Rosika Schwimmer
Two West Eighty-Third Street
New York City
February 11, 1928
Dear Friends in many lands:
Fully five months have passed since a gracious message bearing also your name brightened the day which marked half a century of my very futile life.
Tragedy enough for a whole lifetime was crowded into these last months. Cancer had just robbed the world of the beautiful and valuable life of Vilma Glücklich, my dear friend and team-mate for a quarter of century in Pacifist and Feminist work. A social cancer had lead to the appealing martyrdom of Sacco and Vanzetti. Heart-rending suicides in the circle of friends have followed each other. And all the while cancer was slowly but inevitably exhausting my own bellowed Mother’s life.
The international message of friendship and of encouragement came as a flashlight into the darkness of those days. I wished to rush off my thanks to you and all the others who had united in the message of generous appreciation for my past work, and encouragement for the future. But the days following its receipt were tightly packed with events that absorbed every once of my mental and physical health.
Expatriated because of my pacifist and democratic principles, I sought citizenship in the New World principles of this nature used to be at home. Citizenship, however, has been denied to me in the United States because of my uncompromising pacifism, an event of crushing effect not only because of its consequences for my person but its broader and terrible significance.
In spirit of world citizen, I remain politically a “woman without country”, which means also without passport, that indispensable document of free movement. And it means above everything else exclusion from participation in the world’s work. Unable to resign myself without resistance to a file of inactivity and fruitless contemplation, I spent the past months in a last attempt for my reactivation. Having utterly failed, I must at least give in.
The time has come now to explain what kept me from thanking you, my friends, earlier for the birthday message, the flowers, the presents and the cables. All those manifestations of friendship were immeasurably precious to me and made me the more happy because they brightened the last days of my Mother, who had followed me into exile to die here.

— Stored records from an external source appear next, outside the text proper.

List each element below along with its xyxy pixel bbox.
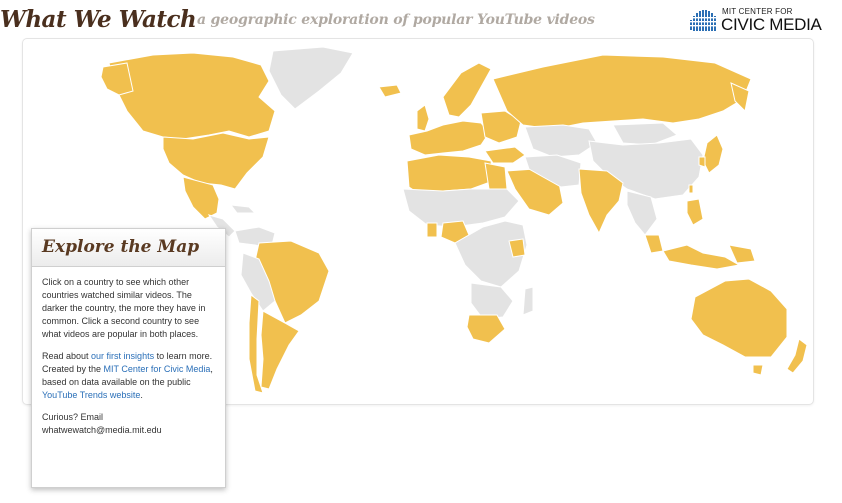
country-usa[interactable] <box>162 132 270 190</box>
country-canada[interactable] <box>108 52 276 140</box>
country-south-korea[interactable] <box>698 156 706 168</box>
country-egypt[interactable] <box>484 162 508 190</box>
globe-logo-icon <box>688 10 718 31</box>
panel-contact: Curious? Email whatwewatch@media.mit.edu <box>42 411 218 437</box>
header: What We Watch a geographic exploration o… <box>0 0 842 38</box>
panel-about: Read about our first insights to learn m… <box>42 350 218 402</box>
country-usa-alaska[interactable] <box>100 62 134 96</box>
country-kenya[interactable] <box>508 238 526 258</box>
site-title[interactable]: What We Watch <box>0 6 197 33</box>
country-west-africa[interactable] <box>402 188 520 228</box>
world-map[interactable] <box>23 39 813 404</box>
country-indonesia[interactable] <box>662 244 741 270</box>
country-bolivia[interactable] <box>240 252 276 312</box>
panel-instructions: Click on a country to see which other co… <box>42 277 206 339</box>
country-india[interactable] <box>578 168 624 235</box>
country-japan[interactable] <box>702 134 724 174</box>
country-greenland[interactable] <box>268 46 354 110</box>
about-text-1: Read about <box>42 351 92 361</box>
country-south-africa[interactable] <box>466 314 506 344</box>
country-new-zealand[interactable] <box>786 338 808 374</box>
country-taiwan[interactable] <box>688 184 694 194</box>
logo-line-2: CIVIC MEDIA <box>721 15 822 34</box>
country-malaysia[interactable] <box>644 234 664 254</box>
country-central-america[interactable] <box>207 214 236 238</box>
site-subtitle: a geographic exploration of popular YouT… <box>197 12 595 28</box>
country-eastern-europe[interactable] <box>480 110 522 144</box>
country-scandinavia[interactable] <box>442 62 492 118</box>
country-australia[interactable] <box>690 278 788 358</box>
explore-map-panel: Explore the Map Click on a country to se… <box>31 228 226 488</box>
country-southern-africa[interactable] <box>470 282 514 320</box>
country-turkey[interactable] <box>484 146 526 164</box>
country-ghana[interactable] <box>426 222 438 238</box>
country-western-europe[interactable] <box>408 120 490 156</box>
country-russia-east[interactable] <box>730 82 750 113</box>
contact-prompt: Curious? Email <box>42 412 104 422</box>
country-iran[interactable] <box>524 154 582 188</box>
country-uk[interactable] <box>416 104 430 132</box>
country-mongolia[interactable] <box>612 122 678 146</box>
country-central-africa[interactable] <box>454 220 528 288</box>
youtube-trends-link[interactable]: YouTube Trends website <box>42 390 141 400</box>
panel-header: Explore the Map <box>32 229 225 267</box>
about-text-2: to learn more. Created by the <box>42 351 213 374</box>
country-central-asia[interactable] <box>524 124 598 158</box>
country-papua[interactable] <box>728 244 756 264</box>
panel-title: Explore the Map <box>42 237 200 257</box>
map-container <box>22 38 814 405</box>
country-caribbean[interactable] <box>229 204 257 214</box>
mit-civic-media-link[interactable]: MIT Center for Civic Media <box>103 364 211 374</box>
about-text-3: , based on data available on the public <box>42 364 213 387</box>
country-iceland[interactable] <box>378 84 402 98</box>
country-chile[interactable] <box>248 294 264 394</box>
panel-body: Click on a country to see which other co… <box>42 276 218 446</box>
about-text-4: . <box>140 390 143 400</box>
country-australia-tasmania[interactable] <box>752 364 764 376</box>
country-philippines[interactable] <box>686 198 704 226</box>
country-russia[interactable] <box>492 54 752 130</box>
country-madagascar[interactable] <box>522 286 534 316</box>
contact-email[interactable]: whatwewatch@media.mit.edu <box>42 425 162 435</box>
first-insights-link[interactable]: our first insights <box>91 351 155 361</box>
mit-civic-media-logo[interactable]: MIT CENTER FOR CIVIC MEDIA <box>688 6 822 36</box>
country-argentina[interactable] <box>260 310 300 390</box>
logo-line-1: MIT CENTER FOR <box>722 7 793 16</box>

Your encouragement to write a chronicle of efforts for peace during the war, will help me to take up the book I had started to write several years ago but abandoned because I lacked the spirit for the work. It is not an empty phase if I say I consider myself blessed with the best friends any one can have. Without them, their loyalty, life would long ago have ceased to be bearable to me.

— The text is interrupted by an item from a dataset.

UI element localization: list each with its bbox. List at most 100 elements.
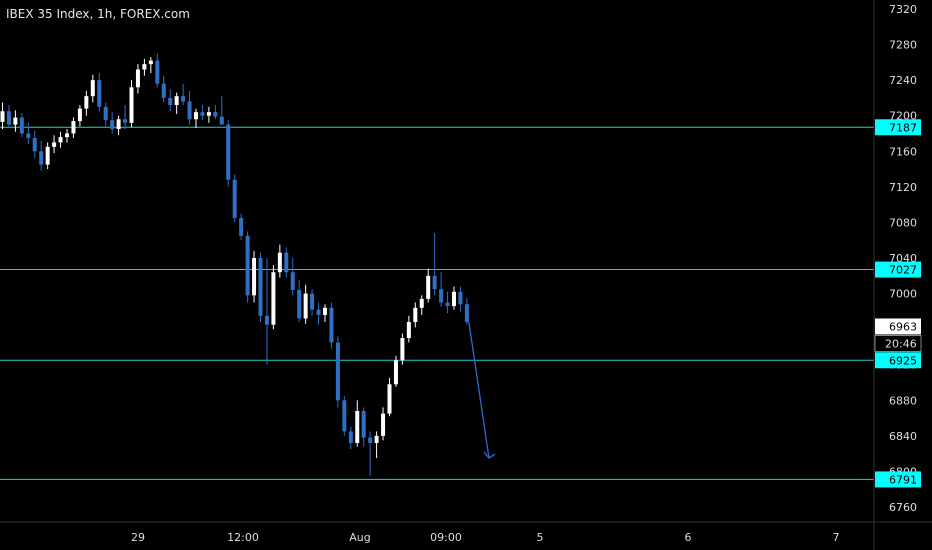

In thanking you so late for your kind birthday message, I trust you will forgive the delay and continue to support me with your generous sympathy.
To those of you who kindly expressed their condolence at the death of my Mother and their regrets at the refusal of citizenship, I wish to add another word of apology for the delay in thanking them for these manifestations of friendliness.
Cordially,
Rosika Schwimmer
February 11, 1928. New York Public Library Manuscripts and Archives Division. Rosika Schwimmer Papers, Box 485.